羅樹は大きく深呼吸をして、私をまっすぐに見つめた。覚悟を決めたように。待って。私はまだ、覚悟が出来ていない。逃げていたから。嫌い、とはっきり言われたら、きっと私は立ち直れない。
「…ごめんなさい!!」
「…はぅえ?」
思ってたのと違う言葉に、思わず変な声が出た。後から考えると恥ずかしくて穴があったら入りたい。そのまま出たくない。
「夕音、彼氏さんいたんだね…」
唐突な羅樹の言葉に、私の思考は停止する。そんな私にお構いなしに羅樹は言葉を続ける。
「ずっと気付かなくてごめん…びっくりしちゃって、確認するのも『今さら?』とか言われたら怖かったし、なんか気まずくて…」
「…待って待って待って!?私に彼氏なんていないよ!?」
「えぇ!?」
「えぇ!?」
羅樹の真剣な表情が、びっくりしたものに変わり、私も釣られて驚く。数秒硬直した後、お互いに笑い始めた。
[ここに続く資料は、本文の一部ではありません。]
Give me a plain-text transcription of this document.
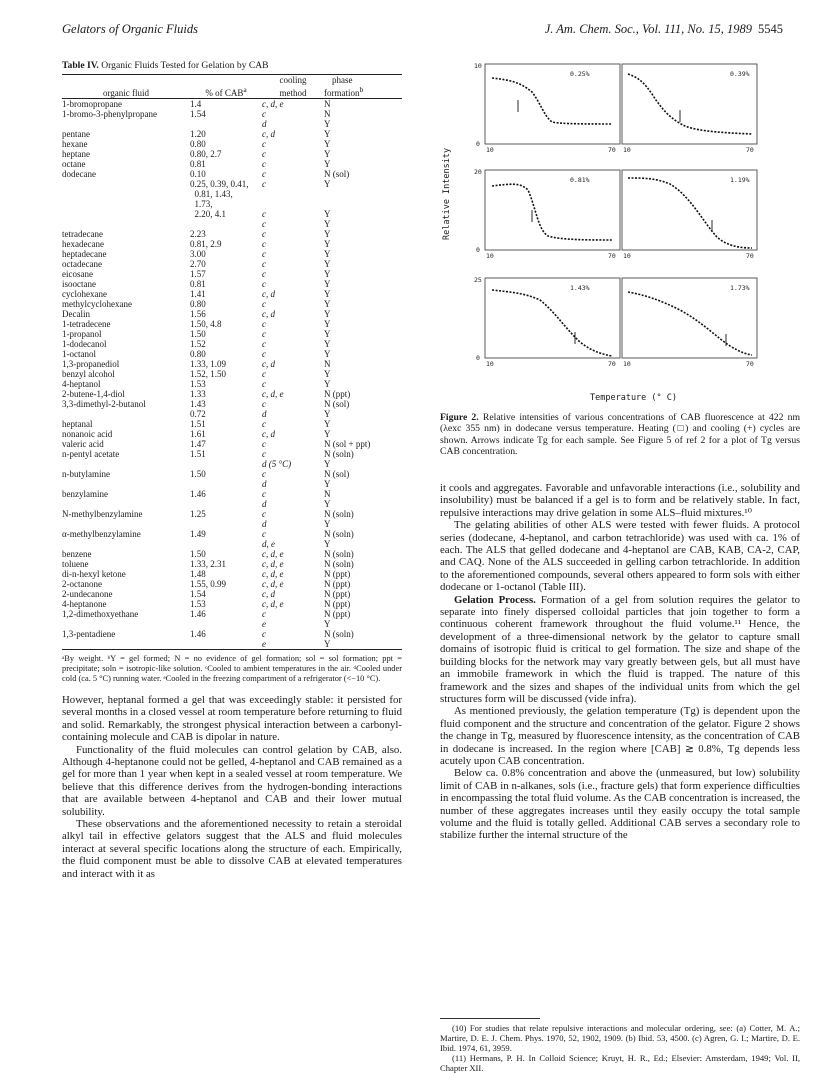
Gelators of Organic Fluids	J. Am. Chem. Soc., Vol. 111, No. 15, 1989 5545
Table IV. Organic Fluids Tested for Gelation by CAB
		cooling	phase
organic fluid	% of CAB$^a$	method	formation$^b$
1-bromopropane	1.4	c, d, e	N
1-bromo-3-phenylpropane	1.54	c	N
		d	Y
pentane	1.20	c, d	Y
hexane	0.80	c	Y
heptane	0.80, 2.7	c	Y
octane	0.81	c	Y
dodecane	0.10	c	N (sol)
	0.25, 0.39, 0.41,	c	Y
	0.81, 1.43,		
	1.73,		
	2.20, 4.1	c	Y
		c	Y
tetradecane	2.23	c	Y
hexadecane	0.81, 2.9	c	Y
heptadecane	3.00	c	Y
octadecane	2.70	c	Y
eicosane	1.57	c	Y
isooctane	0.81	c	Y
cyclohexane	1.41	c, d	Y
methylcyclohexane	0.80	c	Y
Decalin	1.56	c, d	Y
1-tetradecene	1.50, 4.8	c	Y
1-propanol	1.50	c	Y
1-dodecanol	1.52	c	Y
1-octanol	0.80	c	Y
1,3-propanediol	1.33, 1.09	c, d	N
benzyl alcohol	1.52, 1.50	c	Y
4-heptanol	1.53	c	Y
2-butene-1,4-diol	1.33	c, d, e	N (ppt)
3,3-dimethyl-2-butanol	1.43	c	N (sol)
	0.72	d	Y
heptanal	1.51	c	Y
nonanoic acid	1.61	c, d	Y
valeric acid	1.47	c	N (sol + ppt)
n-pentyl acetate	1.51	c	N (soln)
		d (5 °C)	Y
n-butylamine	1.50	c	N (sol)
		d	Y
benzylamine	1.46	c	N
		d	Y
N-methylbenzylamine	1.25	c	N (soln)
		d	Y
α-methylbenzylamine	1.49	c	N (soln)
		d, e	Y
benzene	1.50	c, d, e	N (soln)
toluene	1.33, 2.31	c, d, e	N (soln)
di-n-hexyl ketone	1.48	c, d, e	N (ppt)
2-octanone	1.55, 0.99	c, d, e	N (ppt)
2-undecanone	1.54	c, d	N (ppt)
4-heptanone	1.53	c, d, e	N (ppt)
1,2-dimethoxyethane	1.46	c	N (ppt)
		e	Y
1,3-pentadiene	1.46	c	N (soln)
		e	Y
ᵃBy weight. ᵇY = gel formed; N = no evidence of gel formation; sol = sol formation; ppt = precipitate; soln = isotropic-like solution. ᶜCooled to ambient temperatures in the air. ᵈCooled under cold (ca. 5 °C) running water. ᵉCooled in the freezing compartment of a refrigerator (<−10 °C).

However, heptanal formed a gel that was exceedingly stable: it persisted for several months in a closed vessel at room temperature before returning to fluid and solid. Remarkably, the strongest physical interaction between a carbonyl-containing molecule and CAB is dipolar in nature.

Functionality of the fluid molecules can control gelation by CAB, also. Although 4-heptanone could not be gelled, 4-heptanol and CAB remained as a gel for more than 1 year when kept in a sealed vessel at room temperature. We believe that this difference derives from the hydrogen-bonding interactions that are available between 4-heptanol and CAB and their lower mutual solubility.

These observations and the aforementioned necessity to retain a steroidal alkyl tail in effective gelators suggest that the ALS and fluid molecules interact at several specific locations along the structure of each. Empirically, the fluid component must be able to dissolve CAB at elevated temperatures and interact with it as

0.25%	0.39%
0.81%	1.19%
1.43%	1.73%
10
20
25
0
0
0
10	70 10	70
10	70 10	70
10	70 10	70
Relative Intensity
Temperature (° C)
Figure 2. Relative intensities of various concentrations of CAB fluorescence at 422 nm (λexc 355 nm) in dodecane versus temperature. Heating (□) and cooling (+) cycles are shown. Arrows indicate Tg for each sample. See Figure 5 of ref 2 for a plot of Tg versus CAB concentration.

it cools and aggregates. Favorable and unfavorable interactions (i.e., solubility and insolubility) must be balanced if a gel is to form and be relatively stable. In fact, repulsive interactions may drive gelation in some ALS–fluid mixtures.¹⁰

The gelating abilities of other ALS were tested with fewer fluids. A protocol series (dodecane, 4-heptanol, and carbon tetrachloride) was used with ca. 1% of each. The ALS that gelled dodecane and 4-heptanol are CAB, KAB, CA-2, CAP, and CAQ. None of the ALS succeeded in gelling carbon tetrachloride. In addition to the aforementioned compounds, several others appeared to form sols with either dodecane or 1-octanol (Table III).

Gelation Process. Formation of a gel from solution requires the gelator to separate into finely dispersed colloidal particles that join together to form a continuous coherent framework throughout the fluid volume.¹¹ Hence, the development of a three-dimensional network by the gelator to capture small domains of isotropic fluid is critical to gel formation. The size and shape of the building blocks for the network may vary greatly between gels, but all must have an immobile framework in which the fluid is trapped. The nature of this framework and the sizes and shapes of the individual units from which the gel structures form will be discussed (vide infra).

As mentioned previously, the gelation temperature (Tg) is dependent upon the fluid component and the structure and concentration of the gelator. Figure 2 shows the change in Tg, measured by fluorescence intensity, as the concentration of CAB in dodecane is increased. In the region where [CAB] ≳ 0.8%, Tg depends less acutely upon CAB concentration.

Below ca. 0.8% concentration and above the (unmeasured, but low) solubility limit of CAB in n-alkanes, sols (i.e., fracture gels) that form experience difficulties in encompassing the total fluid volume. As the CAB concentration is increased, the number of these aggregates increases until they easily occupy the total sample volume and the fluid is totally gelled. Additional CAB serves a secondary role to stabilize further the internal structure of the

(10) For studies that relate repulsive interactions and molecular ordering, see: (a) Cotter, M. A.; Martire, D. E. J. Chem. Phys. 1970, 52, 1902, 1909. (b) Ibid. 53, 4500. (c) Agren, G. I.; Martire, D. E. Ibid. 1974, 61, 3959.

(11) Hermans, P. H. In Colloid Science; Kruyt, H. R., Ed.; Elsevier: Amsterdam, 1949; Vol. II, Chapter XII.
「どこでそんな勘違いしたのよ…私は生まれてこのかた彼氏なんて出来たことないわよ…」
「え?本当?」
「こんな悲しい嘘つかないわよ」
「そっかぁ…??なんか前に、男の子と休日に一緒にいなかった?僕らの高校じゃない…赤っぽい制服の…暗くてよく見えなかったんだけど」
赤っぽい制服の男の子。休日に一緒にいた。もしかして、蓮乃くん?
「あ、あ~!?夜?」
「う、うん。夜」
「彼氏なんかじゃないよ!前に神社で、その子の双子のお姉さんと会ったことがあって…眞里阿、辻さんの友達だったのよ。その子達の文化祭に行って来て、神社に来るっていうから案内して…辻さんとお姉さんの方は遊びたいみたいだったから、私とその子の2人で来ただけで…」
神様のことを隠すために、少しだけ嘘をついた。出来るだけ本当のことを話したかったが、神様のことを話したところで、信じるわけないけど。
「そっか」
羅樹が安心したように、微笑んだ。その表情に、胸がきゅうっとなる。
「あ、じゃあまた一緒に帰れる?」
「帰れるよ。というより、私が羅樹に嫌われたのかと思ったわ」
「えぇ!?そんなことないよー!」
「分かんないじゃない、不安だったんだから」
「ごめんってばー!」
笑い声混じりに会話しながら、私は羅樹と一緒に歩き始めた。